Many expressions used the word "mad". One is "mad as a hatter." Another is "mad as a March hare." Both these expressions are based on the same children's book - Lewis Carroll's Alice's Adventures in Wonderland. The story is about Alice, a girl who falls through a hole in the ground into a very unusual place. Alice meets strange people and animals, including a disappearing cat. The cat tells Alice, "In that direction lives a hatter. And in that direction lives a March hare. Visit either you would like. They both are mad."
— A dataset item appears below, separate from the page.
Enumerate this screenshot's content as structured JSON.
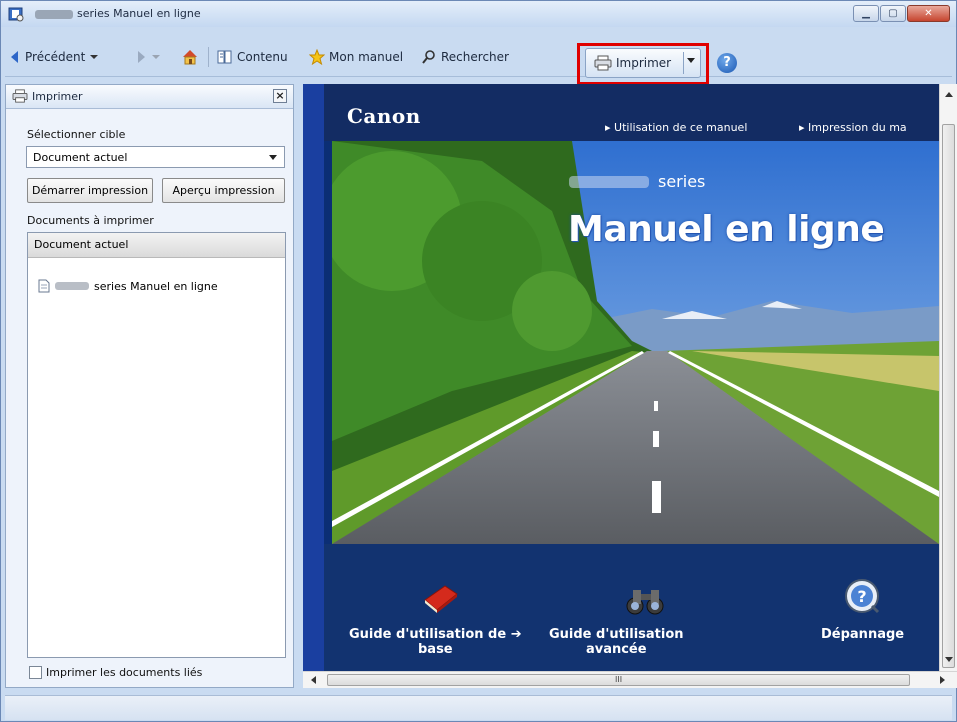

Alice has tea with the Hatter and the March hare. It is the strangest tea party you could imagine. Alice decides that the cat was right. Both the Hatter and the March hare are mad. Alice in Wonderland is a make-believe story. But some of it was based on fact. Hatters - people who made hats - used the element mercury in making and shaping hats. After years od working with mercury, many hat-makers suffered from mercury poisoning. They lost control of their muscles and many became insane. So, there was a reason for the expression "mad as a hatter."
"Mad as March hare" is even easier to explain. In the spring - usually in the month of March - hares, or rabbits appear to go insane. They can be seen in fields hitting the ground with their back legs. Jumping up and down. Throwing their bodies in circles in the air. The hares appears to be insane. But they are only doing what comes naturally. So, the hare is not mad all the time... just in the month of March.
Another expression, "mad as a wet hen" is not about insanity. It is about anger. People use the expression to describe someone who is really angry.